(Artículo elaborado por Laura Sánchez, editora jefe de Investing.com España)

Con el visto bueno del Ecofin y el Parlamento Europeo, el 1 de noviembre de 2011, Mario Draghi ocupaba la silla de la presidencia del Banco Central Europeo (BCE).

Eran momentos complicados para la Zona Euro. El que fuera hasta entonces gobernador del Banco de Italia y miembro del consejo del BCE, ya venía con los deberes hechos: abogaba por un estricto control de precios y una mayor integración económica y disciplina fiscal para evitar nuevas crisis de deuda como la sufrida por Grecia, en 2009.

Mario Draghi es un gran conocedor del mundo financiero. Entre 1985 y 1990 fue director ejecutivo del Banco Mundial, y entre enero de 2002 y enero de 2006 fue vicepresidente, por Europa, con cargo operativo, del banco de inversión Goldman Sachs (NYSE:GS).

Durante estos 8 años, Draghi ha luchado contra los efectos de la crisis económica. Pasarán a la historia sus palabras del 26 de julio de 2012, en plena crisis de deuda soberana, cuando anunció el famoso ‘Whatever it takes’: El BCE estaba dispuesto a hacer ‘todo lo que fuera necesario’ para preservar el euro.

Bajo el mandato de Draghi, el BCE ha llevado a cabo importantes medidas de flexibilización cuantitativa, pero el banquero italiano también ha llamado la atención en varias ocasiones a aquellos países de la Zona Euro que necesitan llevar a cabo reformas estructurales para mejorar su fiscalidad.

Igualmente, el sector bancario también ha sufrido varios ‘duros consejos’ por parte de la institución europea, llamados a sanear sus cuentas, ser más rentables por sí mismos y no acostumbrarse a depender siempre de las ayudas del BCE.

Desde entonces, sus comparecencias han centrado tanto la atención de los inversores como de los periodistas.

Presionado por los mercados y por la tendencia actual de los bancos centrales hacia una política de tipos negativos como el ‘new normal’, no se espera que Draghi vaya a finalizar su última reunión (mañana jueves) como presidente del BCE anunciando una bajada de tipos de interés.

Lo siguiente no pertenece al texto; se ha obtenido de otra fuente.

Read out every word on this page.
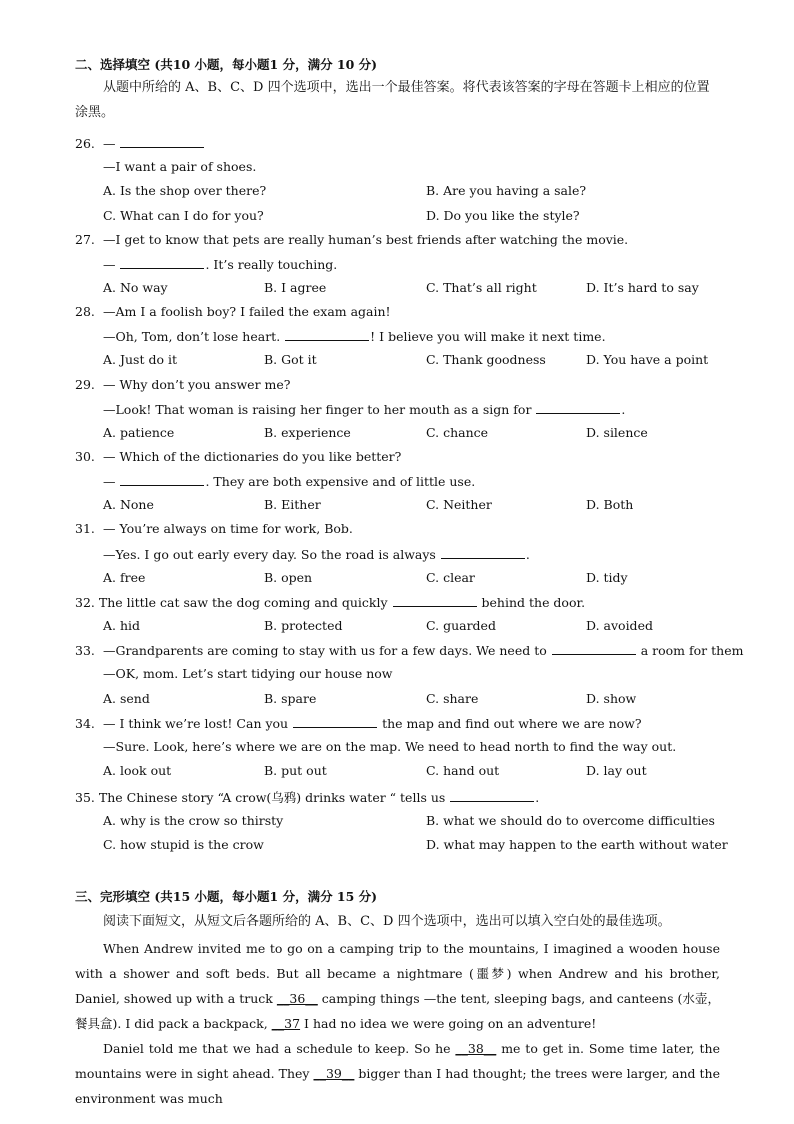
二、选择填空 (共10 小题，每小题1 分，满分 10 分)
从题中所给的 A、B、C、D 四个选项中，选出一个最佳答案。将代表该答案的字母在答题卡上相应的位置涂黑。
26. —
—I want a pair of shoes.
A. Is the shop over there?	B. Are you having a sale?
C. What can I do for you?	D. Do you like the style?
27. —I get to know that pets are really human’s best friends after watching the movie.
—	. It’s really touching.
A. No way	B. I agree	C. That’s all right	D. It’s hard to say
28. —Am I a foolish boy? I failed the exam again!
—Oh, Tom, don’t lose heart.	! I believe you will make it next time.
A. Just do it	B. Got it	C. Thank goodness	D. You have a point
29. — Why don’t you answer me?
—Look! That woman is raising her finger to her mouth as a sign for	.
A. patience	B. experience	C. chance	D. silence
30. — Which of the dictionaries do you like better?
—	. They are both expensive and of little use.
A. None	B. Either	C. Neither	D. Both
31. — You’re always on time for work, Bob.
—Yes. I go out early every day. So the road is always	.
A. free	B. open	C. clear	D. tidy
32. The little cat saw the dog coming and quickly	behind the door.
A. hid	B. protected	C. guarded	D. avoided
33. —Grandparents are coming to stay with us for a few days. We need to	a room for them
—OK, mom. Let’s start tidying our house now
A. send	B. spare	C. share	D. show
34. — I think we’re lost! Can you	the map and find out where we are now?
—Sure. Look, here’s where we are on the map. We need to head north to find the way out.
A. look out	B. put out	C. hand out	D. lay out
35. The Chinese story “A crow(乌鸦) drinks water “ tells us	.
A. why is the crow so thirsty	B. what we should do to overcome difficulties
C. how stupid is the crow	D. what may happen to the earth without water
三、完形填空 (共15 小题，每小题1 分，满分 15 分)
阅读下面短文，从短文后各题所给的 A、B、C、D 四个选项中，选出可以填入空白处的最佳选项。
When Andrew invited me to go on a camping trip to the mountains, I imagined a wooden house with a shower and soft beds. But all became a nightmare (噩梦) when Andrew and his brother, Daniel, showed up with a truck __36__ camping things —the tent, sleeping bags, and canteens (水壶，餐具盒). I did pack a backpack, __37 I had no idea we were going on an adventure!
Daniel told me that we had a schedule to keep. So he __38__ me to get in. Some time later, the mountains were in sight ahead. They __39__ bigger than I had thought; the trees were larger, and the environment was much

Lo que sí se cree que es que aprovechará la tradicional rueda de prensa posterior a la decisión de tipos para explicar y, quizá, justificar sus medidas de política acomodaticia en un momento de alta tensión interna en el seno del organismo.

De talante tranquilo, Draghi sí tratará de explicar la necesidad de llevar a cabo medidas como las implementadas en la pasada reunión, véase: un recorte del 0,1% en los tipos de los depósitos, la implementación de los depósitos de varios niveles para los bancos y la reanudación de un programa de compra de activos netos.

A sus 72 años, Draghi deja la presidencia del BCE en manos de Christine Lagarde, ex directora del Fondo Monetario Internacional (FMI), que antes de ocupar su puesto ya ha sido criticada por tener un perfil más político que económico.

Draghi se va tal como llegó: en un duro momento para la Zona Euro, con un contexto de gran incertidumbre, tanto a nivel político como económico, y en el que los riesgos geopolíticos no paran de crecer.

Fruto de esta situación, la economía de la Zona Euro sigue desacelerándose, especialmente en Alemania, cuyo banco central, el Bundesbank, ya reconoció que el país se enfrenta a la recesión.

Corresponde ahora a Christine Lagarde llevar las riendas del BCE, en un momento en el que el legado de Mario Draghi tiene sus defensores, pero también sus fuertes detractores.